If an impairment in some
function is present (less efficient processing by a brain region
is an impairment), there should
be experimental challenges that will result in impaired
performance on some task. A recent
paper by Chanraud et al (2013) found that while controls and
recovering alcoholics had similar
performance levels during a spatial working memory task, they
recruited different brain
networks. While controls recruited prefrontal-cerebellar regions
known to mediate working
memory, recovering alcoholics recruited two additional
fronto-cerebellar networks, presumably
to compensate and achieve normal working memory performance
(Chanraud et al., 2013). It is
also important to emphasize that the phenomena discussed above
are not necessarily reflected
in all aspects of behavior. For example, Fein et al. (2004)

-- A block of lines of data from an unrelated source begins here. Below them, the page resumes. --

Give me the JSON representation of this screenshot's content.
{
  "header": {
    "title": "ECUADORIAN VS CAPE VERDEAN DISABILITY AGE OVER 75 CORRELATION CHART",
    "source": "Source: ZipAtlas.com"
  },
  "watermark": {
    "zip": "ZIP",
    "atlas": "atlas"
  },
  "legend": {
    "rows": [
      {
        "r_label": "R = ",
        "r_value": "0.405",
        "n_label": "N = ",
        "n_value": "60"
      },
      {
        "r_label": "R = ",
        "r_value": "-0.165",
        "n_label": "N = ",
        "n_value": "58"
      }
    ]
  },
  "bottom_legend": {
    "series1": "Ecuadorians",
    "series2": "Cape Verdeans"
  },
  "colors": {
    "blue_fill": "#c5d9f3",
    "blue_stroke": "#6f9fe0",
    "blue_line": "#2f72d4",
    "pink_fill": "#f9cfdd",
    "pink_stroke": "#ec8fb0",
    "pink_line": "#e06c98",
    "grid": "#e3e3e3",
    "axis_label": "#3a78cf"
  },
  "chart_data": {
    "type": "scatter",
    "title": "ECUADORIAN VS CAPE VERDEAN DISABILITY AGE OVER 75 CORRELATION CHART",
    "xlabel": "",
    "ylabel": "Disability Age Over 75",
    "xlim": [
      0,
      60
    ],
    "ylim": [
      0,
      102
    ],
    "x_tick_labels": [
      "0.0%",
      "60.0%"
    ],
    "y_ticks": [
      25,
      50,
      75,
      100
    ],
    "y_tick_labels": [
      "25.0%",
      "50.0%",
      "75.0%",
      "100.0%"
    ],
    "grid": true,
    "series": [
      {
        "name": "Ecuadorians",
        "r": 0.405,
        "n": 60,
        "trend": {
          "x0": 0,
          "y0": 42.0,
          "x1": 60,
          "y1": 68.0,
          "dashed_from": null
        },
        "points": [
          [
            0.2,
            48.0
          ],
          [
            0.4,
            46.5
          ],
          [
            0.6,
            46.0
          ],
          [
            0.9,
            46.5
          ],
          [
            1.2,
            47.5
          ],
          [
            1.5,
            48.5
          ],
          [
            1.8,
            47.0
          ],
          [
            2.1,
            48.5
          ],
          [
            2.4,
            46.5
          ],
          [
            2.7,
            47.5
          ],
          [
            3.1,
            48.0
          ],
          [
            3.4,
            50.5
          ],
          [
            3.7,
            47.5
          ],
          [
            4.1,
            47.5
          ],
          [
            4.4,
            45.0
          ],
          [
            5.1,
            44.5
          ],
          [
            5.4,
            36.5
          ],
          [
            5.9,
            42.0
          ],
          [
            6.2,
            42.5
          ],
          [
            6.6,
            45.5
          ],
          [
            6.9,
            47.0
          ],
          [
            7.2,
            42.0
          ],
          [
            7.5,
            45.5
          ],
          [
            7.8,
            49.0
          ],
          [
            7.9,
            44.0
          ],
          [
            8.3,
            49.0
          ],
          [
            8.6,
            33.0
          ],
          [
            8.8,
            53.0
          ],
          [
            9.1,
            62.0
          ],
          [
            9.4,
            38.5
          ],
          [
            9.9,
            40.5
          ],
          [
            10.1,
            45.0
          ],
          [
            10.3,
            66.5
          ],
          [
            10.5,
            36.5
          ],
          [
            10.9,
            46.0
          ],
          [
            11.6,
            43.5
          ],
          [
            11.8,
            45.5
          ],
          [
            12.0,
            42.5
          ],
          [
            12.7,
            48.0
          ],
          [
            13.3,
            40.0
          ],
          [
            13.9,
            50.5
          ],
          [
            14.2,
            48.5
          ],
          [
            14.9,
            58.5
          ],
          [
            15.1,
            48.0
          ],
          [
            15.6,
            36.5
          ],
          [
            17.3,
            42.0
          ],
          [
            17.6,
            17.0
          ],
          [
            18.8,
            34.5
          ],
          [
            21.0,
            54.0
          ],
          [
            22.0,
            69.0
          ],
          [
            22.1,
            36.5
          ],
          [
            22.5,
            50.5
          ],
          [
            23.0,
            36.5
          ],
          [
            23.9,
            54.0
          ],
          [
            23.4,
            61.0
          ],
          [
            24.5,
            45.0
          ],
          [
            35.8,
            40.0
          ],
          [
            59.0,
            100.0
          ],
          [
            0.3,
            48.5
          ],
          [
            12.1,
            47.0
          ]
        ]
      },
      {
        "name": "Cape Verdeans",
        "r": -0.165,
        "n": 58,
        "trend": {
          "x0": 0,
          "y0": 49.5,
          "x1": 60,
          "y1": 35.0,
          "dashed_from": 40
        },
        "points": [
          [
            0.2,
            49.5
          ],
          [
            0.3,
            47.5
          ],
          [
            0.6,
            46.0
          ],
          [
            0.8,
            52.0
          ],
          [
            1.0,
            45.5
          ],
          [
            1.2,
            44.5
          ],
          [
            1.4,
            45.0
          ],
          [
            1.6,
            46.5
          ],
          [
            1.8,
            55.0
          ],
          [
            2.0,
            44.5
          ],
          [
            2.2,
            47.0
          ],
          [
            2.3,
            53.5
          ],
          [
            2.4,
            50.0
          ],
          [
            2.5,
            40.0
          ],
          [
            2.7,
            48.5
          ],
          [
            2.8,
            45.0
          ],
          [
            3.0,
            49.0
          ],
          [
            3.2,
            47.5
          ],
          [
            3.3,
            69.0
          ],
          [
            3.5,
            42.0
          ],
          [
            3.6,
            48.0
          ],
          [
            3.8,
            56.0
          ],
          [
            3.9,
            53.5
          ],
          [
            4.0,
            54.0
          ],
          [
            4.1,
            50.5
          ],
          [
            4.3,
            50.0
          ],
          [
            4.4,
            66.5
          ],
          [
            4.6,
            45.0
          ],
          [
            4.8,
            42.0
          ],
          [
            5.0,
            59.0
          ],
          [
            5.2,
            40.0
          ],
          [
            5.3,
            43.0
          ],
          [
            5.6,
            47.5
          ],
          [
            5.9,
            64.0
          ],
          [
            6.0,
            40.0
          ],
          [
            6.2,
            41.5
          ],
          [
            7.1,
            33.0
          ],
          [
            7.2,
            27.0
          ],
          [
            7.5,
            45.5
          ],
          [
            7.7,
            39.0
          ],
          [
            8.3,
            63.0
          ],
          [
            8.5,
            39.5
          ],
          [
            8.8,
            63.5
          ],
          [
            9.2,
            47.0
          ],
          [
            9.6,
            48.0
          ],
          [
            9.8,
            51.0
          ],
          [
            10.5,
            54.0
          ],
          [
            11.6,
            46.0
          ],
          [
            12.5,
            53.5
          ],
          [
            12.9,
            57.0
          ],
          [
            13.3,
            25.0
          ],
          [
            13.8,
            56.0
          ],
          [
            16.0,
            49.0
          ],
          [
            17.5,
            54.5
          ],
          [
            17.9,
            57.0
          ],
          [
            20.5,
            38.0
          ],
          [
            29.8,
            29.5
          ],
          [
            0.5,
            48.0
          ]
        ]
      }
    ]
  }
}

found impaired performance on the
Iowa Gambling Task in long-term abstinent alcoholics – they were
able to achieve multi-year
abstinence despite the persistent decision making impairments on
the Iowa Gambling Task. In
contrast, Fein et. al. (2006) found normal Iowa Gambling Task
performance in actively drinking
treatment naïve alcoholics. These individuals drank harmfully (a
poor decision) despite having
normal Iowa Gambling Task performance. These examples point out
that propensities and
inherited vulnerabilities do not fully control behavior. The
research reviewed above suggests
some of the adaptive changes that may take place in the
development of alcoholism and in the
struggle to achieve long-term abstinence.